I’m selling my beloved and well sorted 1966 R60/2 for one reason. To get a Zero. And I’m going to get solar panels too. To charge the Zero.
And I plan on retiring my 34 year owned D100 PIckup. Slant 6 mit auto, and Mercedes-Benz cloth interior. Why? To get a Ford Maverick hybrid. With a plug in the back, if needed to charge the Zero. 20 mpg consistently with the Slant 6, 42 mpg with the Maverick.
Time marches. Change is constant. Sunshine is free.
Thanks for reading this blog-essay, and the accompanying essay about batteries. I learn so much here, and especially thank you Gabe and Roger, for sharing your knowledgable comments and links about advantages of electricity vs. carbon fuels. There seems little doubt electricity will become the dominant form of energy used in almost everyone’s daily life, which has always been ok with me without reservation. At the same time its likely our near-universal attraction to, and interest in combustion (fire) is evolutionarily primal. How could it not be?

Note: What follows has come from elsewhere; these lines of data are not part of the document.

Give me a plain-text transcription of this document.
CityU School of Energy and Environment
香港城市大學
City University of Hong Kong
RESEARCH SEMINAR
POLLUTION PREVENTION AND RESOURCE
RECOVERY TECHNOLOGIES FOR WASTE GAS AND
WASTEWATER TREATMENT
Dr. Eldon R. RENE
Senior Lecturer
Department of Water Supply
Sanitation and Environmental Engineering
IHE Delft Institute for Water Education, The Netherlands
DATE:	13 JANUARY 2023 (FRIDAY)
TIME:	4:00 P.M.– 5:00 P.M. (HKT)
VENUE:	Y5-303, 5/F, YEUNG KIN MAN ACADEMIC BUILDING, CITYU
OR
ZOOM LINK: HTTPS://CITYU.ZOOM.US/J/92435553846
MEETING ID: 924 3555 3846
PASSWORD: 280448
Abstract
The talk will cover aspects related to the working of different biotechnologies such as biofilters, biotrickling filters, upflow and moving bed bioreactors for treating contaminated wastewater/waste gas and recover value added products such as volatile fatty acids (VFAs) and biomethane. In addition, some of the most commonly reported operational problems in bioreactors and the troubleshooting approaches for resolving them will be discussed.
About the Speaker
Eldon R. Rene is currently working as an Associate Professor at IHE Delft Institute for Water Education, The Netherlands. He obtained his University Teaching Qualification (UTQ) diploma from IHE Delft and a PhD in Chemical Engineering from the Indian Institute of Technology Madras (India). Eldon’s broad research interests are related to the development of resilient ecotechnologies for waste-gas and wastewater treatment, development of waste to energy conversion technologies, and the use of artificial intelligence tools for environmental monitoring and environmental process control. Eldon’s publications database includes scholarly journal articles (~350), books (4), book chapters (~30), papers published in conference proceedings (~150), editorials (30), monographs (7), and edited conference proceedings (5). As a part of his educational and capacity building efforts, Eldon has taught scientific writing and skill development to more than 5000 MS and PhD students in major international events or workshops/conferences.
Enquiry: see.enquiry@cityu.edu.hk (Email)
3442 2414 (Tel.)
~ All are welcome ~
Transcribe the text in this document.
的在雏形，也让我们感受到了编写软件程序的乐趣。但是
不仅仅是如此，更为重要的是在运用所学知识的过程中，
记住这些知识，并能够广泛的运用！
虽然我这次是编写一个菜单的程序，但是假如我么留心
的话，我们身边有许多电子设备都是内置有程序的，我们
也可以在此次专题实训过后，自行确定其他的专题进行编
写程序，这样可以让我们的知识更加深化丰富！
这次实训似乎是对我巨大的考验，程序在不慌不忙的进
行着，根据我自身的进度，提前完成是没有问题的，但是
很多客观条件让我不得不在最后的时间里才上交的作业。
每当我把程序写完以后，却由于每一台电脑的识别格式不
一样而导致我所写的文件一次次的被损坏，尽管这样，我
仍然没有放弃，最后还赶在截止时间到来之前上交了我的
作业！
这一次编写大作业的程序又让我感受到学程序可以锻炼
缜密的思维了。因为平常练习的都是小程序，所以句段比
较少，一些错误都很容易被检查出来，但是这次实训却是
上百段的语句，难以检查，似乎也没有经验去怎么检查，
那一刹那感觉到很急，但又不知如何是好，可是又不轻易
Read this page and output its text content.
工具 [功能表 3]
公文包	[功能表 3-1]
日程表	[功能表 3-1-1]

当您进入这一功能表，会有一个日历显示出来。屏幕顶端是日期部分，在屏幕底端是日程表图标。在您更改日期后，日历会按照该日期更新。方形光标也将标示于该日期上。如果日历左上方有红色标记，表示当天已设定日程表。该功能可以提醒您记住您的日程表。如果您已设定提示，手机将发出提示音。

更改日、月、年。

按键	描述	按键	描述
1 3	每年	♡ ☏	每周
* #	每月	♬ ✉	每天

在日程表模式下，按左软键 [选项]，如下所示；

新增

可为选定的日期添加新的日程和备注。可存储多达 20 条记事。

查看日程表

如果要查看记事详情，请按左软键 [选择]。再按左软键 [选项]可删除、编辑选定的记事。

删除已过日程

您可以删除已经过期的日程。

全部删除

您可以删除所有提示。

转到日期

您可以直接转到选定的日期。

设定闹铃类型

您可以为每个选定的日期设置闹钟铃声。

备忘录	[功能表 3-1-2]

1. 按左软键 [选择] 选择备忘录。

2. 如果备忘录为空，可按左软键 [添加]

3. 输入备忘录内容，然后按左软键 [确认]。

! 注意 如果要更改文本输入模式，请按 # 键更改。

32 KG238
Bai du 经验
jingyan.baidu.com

Thanks for the factual citation. In my industry the big buzz word is “electrification” of buildings. Gotta get rid of that evil natural gas.
I remember a time when people were not so stupid and gullible, but now with the internet, we are rapidly headed to the lowest form of “information”. The kind that comes from a bull and smells bad. You know, “Deja Moo”
PS- LOL you gotta love someone citing the NYT as a factual site.